Zee’s Arguments In Plea Against Bombay High Court Stay On EGM

Zee Entertainment Enterprises Ltd. concluded its arguments on Friday before the division bench of the Bombay High Court. The high court is hearing an appeal plea moved by Invesco Developing Markets Fund against the single judge’s order which granted an interim injunction in favour of Zee.

The submissions were made before a division bench of Justice SJ Kathawalla and Justice Milind N Jadhav.

On Oct. 26, the high court had granted an injunction in favour of Zee Entertainment restricting Invesco to act on its September requisition to call an extraordinary general meeting.

Invesco and OFI Global China Fund LLC, together hold a 17.88% stake in the media company, are locked in a dispute with Zee Entertainment’s board and managing director and chief executive officer Punit Goenka.

The two funds are seeking to oust Goenka and appoint six new independent directors via an EGM.

Invesco had concluded its arguments in December.

Broadly, Zee’s lawyers reiterated the arguments that were made before the single bench of Justice Gautam Patel.

Appearing for Zee, Senior Advocate Aspi Chinoy submitted that jurisdiction of the adjudicating authority i.e., National Company Law Tribunal, is limited under the Companies Act. The NCLT does not have the statutory authority to decide on questions regarding requisition of an EGM. ‘Under Companies Act, NCLT’s powers are specifically stated.’

According to Chinoy, the high court is the appropriate forum to hear matters on requisitions. High courts, having civil jurisdiction, have always entertained suits challenging resolutions such as holding meetings, removal of a director, among others. So, requisitions should be treated on a par with resolutions, he argued.
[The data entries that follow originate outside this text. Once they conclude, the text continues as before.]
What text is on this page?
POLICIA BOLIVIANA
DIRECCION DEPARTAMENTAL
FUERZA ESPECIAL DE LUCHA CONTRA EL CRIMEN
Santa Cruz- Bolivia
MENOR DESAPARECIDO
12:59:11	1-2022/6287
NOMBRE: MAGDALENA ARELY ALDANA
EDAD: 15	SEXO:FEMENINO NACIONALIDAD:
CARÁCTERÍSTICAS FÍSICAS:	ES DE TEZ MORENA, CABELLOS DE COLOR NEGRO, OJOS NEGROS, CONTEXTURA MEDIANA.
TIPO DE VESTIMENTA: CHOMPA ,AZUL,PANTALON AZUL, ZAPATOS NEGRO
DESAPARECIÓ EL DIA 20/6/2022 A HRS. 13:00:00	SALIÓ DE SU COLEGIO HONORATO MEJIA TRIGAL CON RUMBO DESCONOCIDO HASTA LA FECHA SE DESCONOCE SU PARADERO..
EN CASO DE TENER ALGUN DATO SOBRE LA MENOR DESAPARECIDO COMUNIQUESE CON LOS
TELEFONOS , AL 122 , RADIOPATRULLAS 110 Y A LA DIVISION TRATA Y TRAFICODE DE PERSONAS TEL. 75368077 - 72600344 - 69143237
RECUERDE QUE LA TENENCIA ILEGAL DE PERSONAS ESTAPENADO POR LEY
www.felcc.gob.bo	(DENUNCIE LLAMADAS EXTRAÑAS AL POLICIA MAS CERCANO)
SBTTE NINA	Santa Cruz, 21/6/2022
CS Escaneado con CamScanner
Before the division bench, Invesco had argued that the right of the shareholders to remove directors at a requisitioned general meeting is not affected by the Ministry of Information and Broadcasting’s regulations.

Countering this, Chinoy said that the requirement to obtain prior permission from MIB before effecting a change in the board is key. In fact, acting on the requisition to remove Goenka without prior MIB clearance would result in Zee Entertainment losing its broadcasting license.
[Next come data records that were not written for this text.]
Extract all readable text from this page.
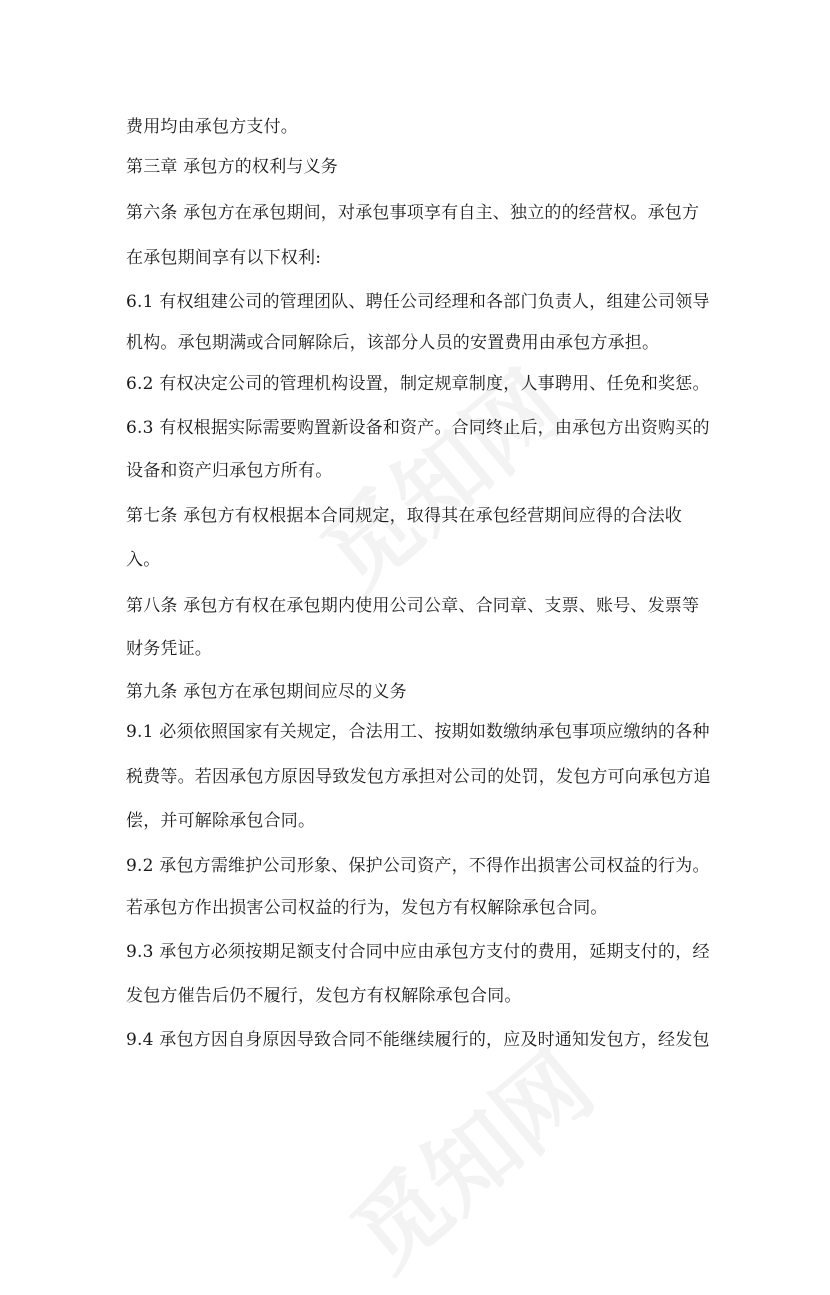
费用均由承包方支付。
第三章 承包方的权利与义务
第六条 承包方在承包期间，对承包事项享有自主、独立的的经营权。承包方
在承包期间享有以下权利:
6.1 有权组建公司的管理团队、聘任公司经理和各部门负责人，组建公司领导
机构。承包期满或合同解除后，该部分人员的安置费用由承包方承担。
6.2 有权决定公司的管理机构设置，制定规章制度，人事聘用、任免和奖惩。
6.3 有权根据实际需要购置新设备和资产。合同终止后，由承包方出资购买的
设备和资产归承包方所有。
第七条 承包方有权根据本合同规定，取得其在承包经营期间应得的合法收
入。
第八条 承包方有权在承包期内使用公司公章、合同章、支票、账号、发票等
财务凭证。
第九条 承包方在承包期间应尽的义务
9.1 必须依照国家有关规定，合法用工、按期如数缴纳承包事项应缴纳的各种
税费等。若因承包方原因导致发包方承担对公司的处罚，发包方可向承包方追
偿，并可解除承包合同。
9.2 承包方需维护公司形象、保护公司资产，不得作出损害公司权益的行为。
若承包方作出损害公司权益的行为，发包方有权解除承包合同。
9.3 承包方必须按期足额支付合同中应由承包方支付的费用，延期支付的，经
发包方催告后仍不履行，发包方有权解除承包合同。
9.4 承包方因自身原因导致合同不能继续履行的，应及时通知发包方，经发包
The single judge had found merit in this contention. Since the ministry’s approval wasn’t sought, it would make Invesco’s proposed resolutions illegal, Justice Patel had said in its order.

The single judge order had upheld Zee’s argument that SEBI’s Listing Regulations lay down a Nomination and Remuneration Committee-led process for the appointment and removal of directors, including independent directors.
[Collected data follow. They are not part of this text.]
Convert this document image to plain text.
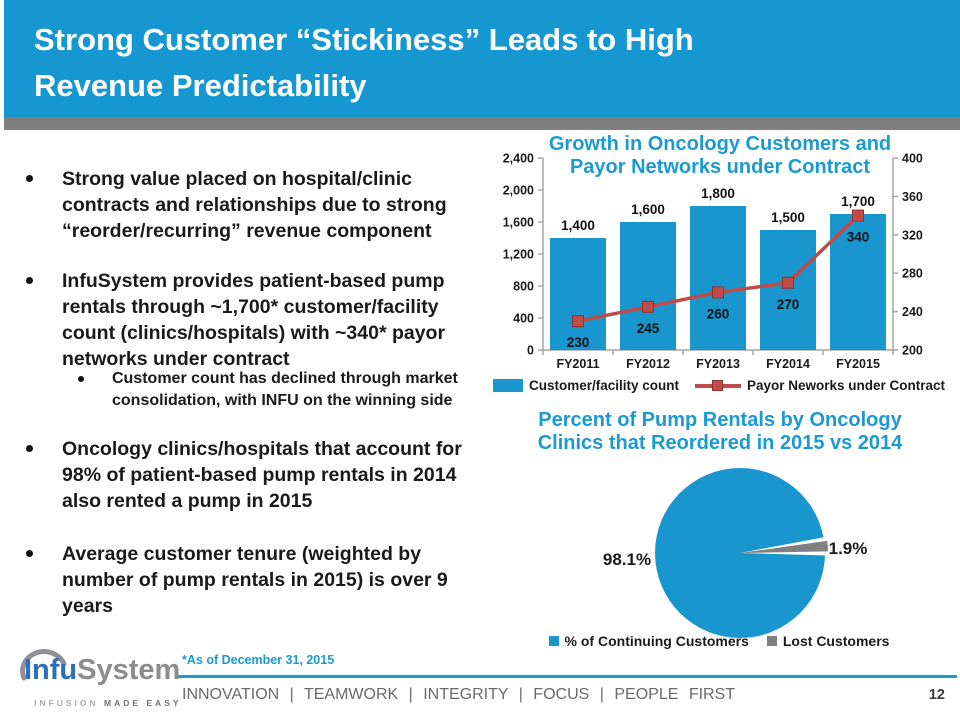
Strong Customer “Stickiness” Leads to High
Revenue Predictability
Strong value placed on hospital/clinic
contracts and relationships due to strong
“reorder/recurring” revenue component
InfuSystem provides patient-based pump
rentals through ~1,700* customer/facility
count (clinics/hospitals) with ~340* payor
networks under contract
Customer count has declined through market
consolidation, with INFU on the winning side
Oncology clinics/hospitals that account for
98% of patient-based pump rentals in 2014
also rented a pump in 2015
Average customer tenure (weighted by
number of pump rentals in 2015) is over 9
years
Growth in Oncology Customers and
Payor Networks under Contract
0
400
800
1,200
1,600
2,000
2,400
200
240
280
320
360
400
1,400
FY2011
1,600
FY2012
1,800
FY2013
1,500
FY2014
1,700
FY2015
230
245
260
270
340
Customer/facility count	Payor Neworks under Contract
Percent of Pump Rentals by Oncology
Clinics that Reordered in 2015 vs 2014
98.1%
1.9%
% of Continuing Customers Lost Customers
*As of December 31, 2015
INNOVATION | TEAMWORK | INTEGRITY | FOCUS | PEOPLE FIRST	12
InfuSystem
INFUSION MADE EASY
Invesco argued before the division bench against this conclusion saying shareholders don’t need the NRC’s approval as they have an absolute right in calling an EGM. In fact, the committee’s role is quite limited—it cannot curtail the right of shareholders, Invesco had stated.

In response, Chinoy argued that it is not open for any shareholder to suggest a management change outside the statutory and regulatory framework.

‘There is no concept of direct appointment of independent directors by shareholders.’

There is a process that has to be followed— first, the NRC must recommend the director’s appointment. After which, the Board looks into their integrity and expertise. Once the Board accepts the NRC recommendation, then shareholders’ approval is sought in the general meeting, Chinoy said.

Further, independent directors cannot be appointed in violation of the Companies Act.

Chinoy took the court through the terminology used in the Companies Act provisions. All other directors except independent directors are ‘appointed’ in the general meeting.

As far as independent directors are concerned, their appointment would be ‘approved’ by the company’s shareholders in the general meeting. This, Chinoy explained, effectively means that independent directors are appointed by the board, post which shareholders’ approval is sought.

To sum up, independent directors cannot be directly appointed through a general meeting by the shareholders as it is against company law, he said.

Senior Advocate Zal Andhyarujina, appearing on behalf of Goenka, will argue on March 3.